Officials in New Delhi did not have any immediate comment but India's External Affairs Minister Salman Khurshid, who is also in Brunei, told the ANI television service: : "These are all areas of great strategic importance that we have to cooperate and collaborate in, in counter-terrorism measures.
"I think we continue to remain in touch and cooperate and (if) there is any concern we would convey it or they would convey it to us," he added.
Der Spiegel reported on Saturday that the National Security Agency (NSA) bugged EU offices and gained access to EU internal computer networks, the latest revelation of alleged U.S. spying that has prompted outrage from EU politicians.
The magazine followed up on Sunday with a report that the U.S. agency taps half a billion phone calls, emails and text messages in Germany in a typical month, much more than any other European peer and similar to the data tapped in China or Iraq.
"If the media reports are correct, this brings to memory actions among enemies during the Cold War.

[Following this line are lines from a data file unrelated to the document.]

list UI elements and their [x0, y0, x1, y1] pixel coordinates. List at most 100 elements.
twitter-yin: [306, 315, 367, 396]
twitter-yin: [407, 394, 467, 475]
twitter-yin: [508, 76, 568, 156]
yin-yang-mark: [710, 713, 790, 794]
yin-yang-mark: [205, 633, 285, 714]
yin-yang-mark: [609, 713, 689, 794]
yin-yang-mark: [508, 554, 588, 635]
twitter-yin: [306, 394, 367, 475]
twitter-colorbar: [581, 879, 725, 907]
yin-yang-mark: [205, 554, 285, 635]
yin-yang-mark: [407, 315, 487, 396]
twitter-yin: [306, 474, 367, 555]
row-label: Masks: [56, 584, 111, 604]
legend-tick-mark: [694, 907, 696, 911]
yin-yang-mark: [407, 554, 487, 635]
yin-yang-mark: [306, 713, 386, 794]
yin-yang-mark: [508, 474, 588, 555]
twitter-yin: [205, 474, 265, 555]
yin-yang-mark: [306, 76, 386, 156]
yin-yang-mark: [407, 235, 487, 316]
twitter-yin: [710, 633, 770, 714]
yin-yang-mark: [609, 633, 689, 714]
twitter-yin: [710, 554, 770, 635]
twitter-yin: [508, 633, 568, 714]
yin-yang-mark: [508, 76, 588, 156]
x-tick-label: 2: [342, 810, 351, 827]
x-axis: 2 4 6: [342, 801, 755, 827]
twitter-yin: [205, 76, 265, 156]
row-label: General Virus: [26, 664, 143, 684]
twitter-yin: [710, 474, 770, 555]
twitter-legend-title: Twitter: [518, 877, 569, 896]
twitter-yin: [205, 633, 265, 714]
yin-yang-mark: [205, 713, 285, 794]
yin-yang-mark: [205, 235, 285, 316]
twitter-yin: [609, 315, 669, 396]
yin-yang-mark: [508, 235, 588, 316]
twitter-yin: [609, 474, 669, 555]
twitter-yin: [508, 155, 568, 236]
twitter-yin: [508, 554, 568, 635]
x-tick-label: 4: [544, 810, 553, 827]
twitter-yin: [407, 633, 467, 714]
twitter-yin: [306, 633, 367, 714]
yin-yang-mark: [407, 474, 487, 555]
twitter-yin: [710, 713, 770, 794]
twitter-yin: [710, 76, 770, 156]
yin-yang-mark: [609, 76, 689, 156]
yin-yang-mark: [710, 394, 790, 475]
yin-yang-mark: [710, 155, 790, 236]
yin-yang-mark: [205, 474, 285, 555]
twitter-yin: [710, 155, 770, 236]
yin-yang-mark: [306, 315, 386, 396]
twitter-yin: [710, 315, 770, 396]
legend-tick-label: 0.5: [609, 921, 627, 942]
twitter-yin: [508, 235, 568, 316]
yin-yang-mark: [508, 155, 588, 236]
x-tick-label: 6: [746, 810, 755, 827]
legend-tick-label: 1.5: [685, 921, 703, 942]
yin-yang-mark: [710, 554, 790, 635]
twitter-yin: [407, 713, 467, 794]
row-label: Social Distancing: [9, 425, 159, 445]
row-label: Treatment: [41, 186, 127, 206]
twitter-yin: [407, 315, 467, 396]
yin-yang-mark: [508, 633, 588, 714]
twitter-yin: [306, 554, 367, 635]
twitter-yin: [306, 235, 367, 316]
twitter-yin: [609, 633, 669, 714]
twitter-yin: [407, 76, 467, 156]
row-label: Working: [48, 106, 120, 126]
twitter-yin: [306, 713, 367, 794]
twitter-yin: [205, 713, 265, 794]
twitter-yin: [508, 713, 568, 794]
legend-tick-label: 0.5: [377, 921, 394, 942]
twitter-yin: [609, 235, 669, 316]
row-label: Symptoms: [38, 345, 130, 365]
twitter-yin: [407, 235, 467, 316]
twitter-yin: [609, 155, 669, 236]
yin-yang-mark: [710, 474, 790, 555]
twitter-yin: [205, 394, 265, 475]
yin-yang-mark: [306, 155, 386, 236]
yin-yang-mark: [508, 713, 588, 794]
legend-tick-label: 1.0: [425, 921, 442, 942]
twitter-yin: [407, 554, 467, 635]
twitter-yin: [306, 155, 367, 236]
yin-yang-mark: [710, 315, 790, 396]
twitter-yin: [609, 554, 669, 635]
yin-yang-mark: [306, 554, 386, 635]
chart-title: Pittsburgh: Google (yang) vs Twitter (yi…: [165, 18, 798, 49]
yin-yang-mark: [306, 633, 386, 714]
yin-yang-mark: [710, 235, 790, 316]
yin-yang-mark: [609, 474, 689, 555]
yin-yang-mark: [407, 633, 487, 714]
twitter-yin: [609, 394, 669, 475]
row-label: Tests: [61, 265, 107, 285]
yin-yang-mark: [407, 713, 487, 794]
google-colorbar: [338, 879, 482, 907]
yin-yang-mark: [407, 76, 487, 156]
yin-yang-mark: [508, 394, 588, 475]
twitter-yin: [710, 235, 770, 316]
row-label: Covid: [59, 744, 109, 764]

It goes beyond any imagination that our friends in the United States view the Europeans as enemies," German Justice Minister Sabine Leutheusser-Schnarrenberger said.
"If it is true that EU representations in Brussels and Washington were indeed tapped by the American Secret Service, it can hardly be explained with the argument of fighting terrorism," she said in a statement.
Revelations about the U.S. surveillance program, which was made public by fugitive former NSA contractor Edward Snowden, have raised a furor in the United States and abroad over the balance between privacy rights and national security.
Kerry said the Obama administration believes that China could have aided the United States in its efforts to arrest Snowden while he was in Hong Kong. Snowden is currently holed up at an international airport in Russia, from where he has applied for asylum in Ecuador.
"It is safe to say that the Obama administration believes that our friends in China could in fact have made a difference here, but we have a lot of issues that we are dealing with right now," Kerry said.
He said he and the Chinese foreign minister had discussed Snowden during their one-on-one meetings on the sidelines of the summit.